The best illustration of the blowback against high modernist intervention is Haiti. In Haiti, you have all four elements that Scott describes as necessary to the creation of a full-on disaster of social engineering—the administrative reordering of society, high modernist ideology, an authoritarian state, and a prostrate civil society incapable of effective resistance. In Haiti, when the US took over the administration of the state in 1915, their public health efforts actually did much to upset the existing structure of medical care, while their efforts to eradicate epidemic diseases on the island were ultimately unsuccessful. By the time the US pulled out, the population was still impoverished, and suffered high disease rates. “Papa Doc” Duvalier, who began his career as a doctor and made a name for himself in the mass administration of penicillin, came of age in this period, and was educated according to US high modernist principles of medicine. In the case of Haiti, the blowback from high modernist scientific intervention not only included the destruction of a health care system more adequately suited to palliative care and abatement in an unsuccessful attempt at eradication of disease, but also included helping to create the ideology of a man who became a corrupt autocrat whose reign of terror greatly increased the suffering of the people that those intervening had originally intended to help.

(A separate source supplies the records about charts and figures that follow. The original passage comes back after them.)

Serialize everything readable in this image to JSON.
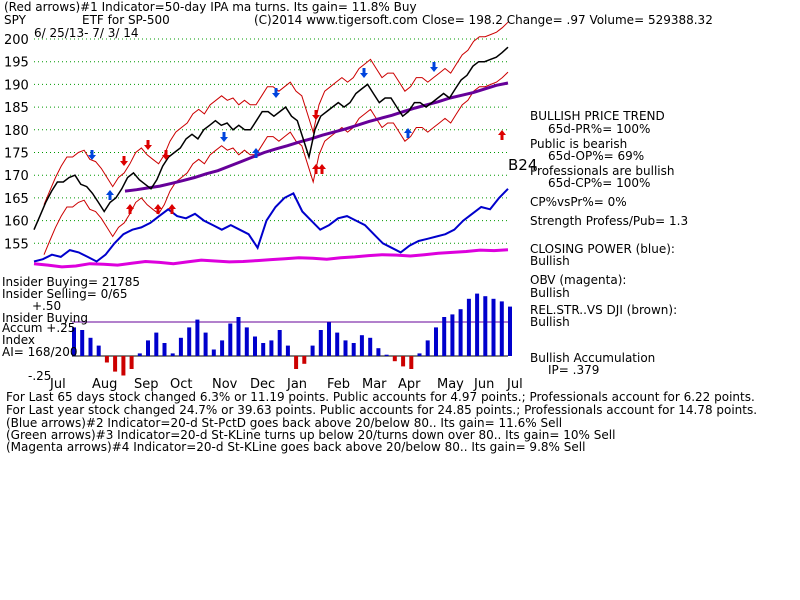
{
  "header": {
    "line1": "(Red arrows)#1 Indicator=50-day IPA ma turns. Its gain= 11.8% Buy",
    "ticker": "SPY",
    "description": "ETF for SP-500",
    "copyright": "(C)2014 www.tigersoft.com",
    "quote": "Close=  198.2  Change= .97 Volume= 529388.32",
    "date_range": "6/ 25/13- 7/ 3/ 14"
  },
  "right_panel": {
    "trend_title": "BULLISH PRICE TREND",
    "pr_pct": "65d-PR%= 100%",
    "public_label": "Public is bearish",
    "op_pct": "65d-OP%= 69%",
    "b24": "B24",
    "pros_label": "Professionals are bullish",
    "cp_pct": "65d-CP%= 100%",
    "cp_vs_pr": "CP%vsPr%=  0%",
    "strength": "Strength Profess/Pub= 1.3",
    "closing_power_label": "CLOSING POWER (blue):",
    "closing_power_value": "Bullish",
    "obv_label": "OBV (magenta):",
    "obv_value": "Bullish",
    "relstr_label": "REL.STR..VS DJI (brown):",
    "relstr_value": "Bullish",
    "accum_label": "Bullish Accumulation",
    "ip": "IP=  .379"
  },
  "left_labels": {
    "insider_buying": "Insider Buying= 21785",
    "insider_selling": "Insider Selling= 0/65",
    "plus50": "+.50",
    "insider_buying2": "Insider Buying",
    "accum": "Accum  +.25",
    "index": "Index",
    "ai": "AI= 168/200",
    "minus25": "-.25"
  },
  "footer": {
    "line1": "For Last 65 days stock changed  6.3% or 11.19 points.  Public accounts for  4.97 points.;  Professionals account for  6.22 points.",
    "line2": "For Last year stock changed  24.7% or  39.63 points.  Public accounts for  24.85 points.;  Professionals account for  14.78 points.",
    "line3": "(Blue arrows)#2 Indicator=20-d St-PctD goes back above 20/below 80.. Its gain= 11.6% Sell",
    "line4": "(Green arrows)#3 Indicator=20-d St-KLine turns up below 20/turns down over 80.. Its gain= 10% Sell",
    "line5": "(Magenta arrows)#4 Indicator=20-d St-KLine goes back above 20/below 80.. Its gain= 9.8% Sell"
  },
  "colors": {
    "price": "#000000",
    "band": "#cc0000",
    "ma": "#660099",
    "closing_power": "#0000cc",
    "obv": "#dd00dd",
    "accum_pos": "#0000cc",
    "accum_neg": "#cc0000",
    "arrow_red": "#dd0000",
    "arrow_blue": "#0044dd",
    "grid": "#009900"
  },
  "chart_data": {
    "type": "line",
    "ylim": [
      150,
      200
    ],
    "y_ticks": [
      155,
      160,
      165,
      170,
      175,
      180,
      185,
      190,
      195,
      200
    ],
    "x_ticks": [
      "Jul",
      "Aug",
      "Sep",
      "Oct",
      "Nov",
      "Dec",
      "Jan",
      "Feb",
      "Mar",
      "Apr",
      "May",
      "Jun",
      "Jul"
    ],
    "series": [
      {
        "key": "price",
        "values": [
          158,
          161,
          164,
          166.5,
          168.5,
          168.5,
          169.5,
          170,
          168,
          167.5,
          166,
          164,
          162,
          164,
          165,
          167,
          169.5,
          170.5,
          169,
          168,
          167,
          169,
          172,
          174,
          175,
          176,
          178,
          179,
          178,
          180,
          181,
          182,
          181,
          181.5,
          180,
          181,
          180,
          180,
          182,
          184,
          184,
          183,
          184,
          185,
          183,
          182,
          178,
          174,
          180,
          183,
          184,
          185,
          186,
          185,
          186,
          188,
          189,
          190,
          188,
          186,
          187,
          187,
          185,
          183,
          184,
          186,
          186,
          185,
          186,
          187,
          188,
          187,
          189,
          191,
          192,
          194,
          195,
          195,
          195.5,
          196,
          197,
          198.2
        ]
      },
      {
        "key": "ma",
        "values": [
          166.5,
          166.8,
          167.2,
          167.6,
          168.2,
          168.8,
          169.5,
          170.3,
          171,
          172,
          173,
          174,
          175,
          175.8,
          176.5,
          177.3,
          178,
          178.8,
          179.5,
          180.2,
          181,
          181.8,
          182.5,
          183.2,
          184,
          184.8,
          185.5,
          186.2,
          187,
          187.6,
          188.2,
          189,
          189.8,
          190.3
        ]
      },
      {
        "key": "closing_power",
        "values": [
          151,
          151.5,
          152.5,
          152,
          153.5,
          153,
          152,
          151,
          152.5,
          155,
          157,
          158,
          158.5,
          159.5,
          161,
          162.5,
          161,
          160.5,
          161.5,
          160,
          159,
          158,
          159,
          158,
          157,
          154,
          160,
          163,
          165,
          166,
          162,
          160,
          158,
          159,
          160.5,
          161,
          160,
          159,
          157,
          155,
          154,
          153,
          154.5,
          155.5,
          156,
          156.5,
          157,
          158,
          160,
          161.5,
          163,
          162.5,
          165,
          167
        ]
      },
      {
        "key": "obv",
        "values": [
          150.5,
          150.2,
          149.8,
          150,
          150.5,
          150.4,
          150.2,
          150.6,
          151,
          150.8,
          150.5,
          150.9,
          151.3,
          151.1,
          150.9,
          151,
          151.2,
          151.4,
          151.6,
          151.8,
          151.7,
          151.5,
          151.8,
          152,
          152.3,
          152.5,
          152.4,
          152.2,
          152.5,
          152.8,
          153,
          153.2,
          153.5,
          153.4,
          153.6
        ]
      },
      {
        "key": "accumulation",
        "values": [
          0.22,
          0.2,
          0.14,
          0.08,
          -0.05,
          -0.12,
          -0.15,
          -0.1,
          0.02,
          0.12,
          0.18,
          0.1,
          0.02,
          0.14,
          0.22,
          0.28,
          0.18,
          0.05,
          0.12,
          0.25,
          0.3,
          0.22,
          0.15,
          0.1,
          0.12,
          0.2,
          0.08,
          -0.1,
          -0.06,
          0.08,
          0.2,
          0.26,
          0.18,
          0.12,
          0.1,
          0.16,
          0.14,
          0.06,
          0.01,
          -0.04,
          -0.08,
          -0.1,
          0.02,
          0.12,
          0.22,
          0.3,
          0.32,
          0.36,
          0.44,
          0.48,
          0.46,
          0.44,
          0.42,
          0.38
        ]
      }
    ]
  }
}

There is a fundamental fallacy in the high modernist faith belief in zero-sum games, when it comes to science and technological intervention. Social intervention of this type cannot take into account all the variables—future discovery, the wisdom of existing social structures, and the inability of social engineering to account for the complexity of such structures—it is impossible to verify that a strategy is a zero-sum game when one cannot account for all the players, the rules, or the changes that may occur with future research. So it’s quite possible that blowback is inevitable.
However, both of these books reflect what strikes me as a rather wise ambivalence toward scientific intervention. On one hand, there are many examples of this sort of blowback, with often disastrous consequences. On the other hand, certain scientific advances, especially in medicine, are so groundbreaking and present so much opportunity for the betterment of peoples lives that denying access to such medicines and technologies seems inhumane and immoral. It’s a complex question, but both of those books help to shed light on the difficulties and complexities, and will hopefully help to inspire further research and thought on the topic.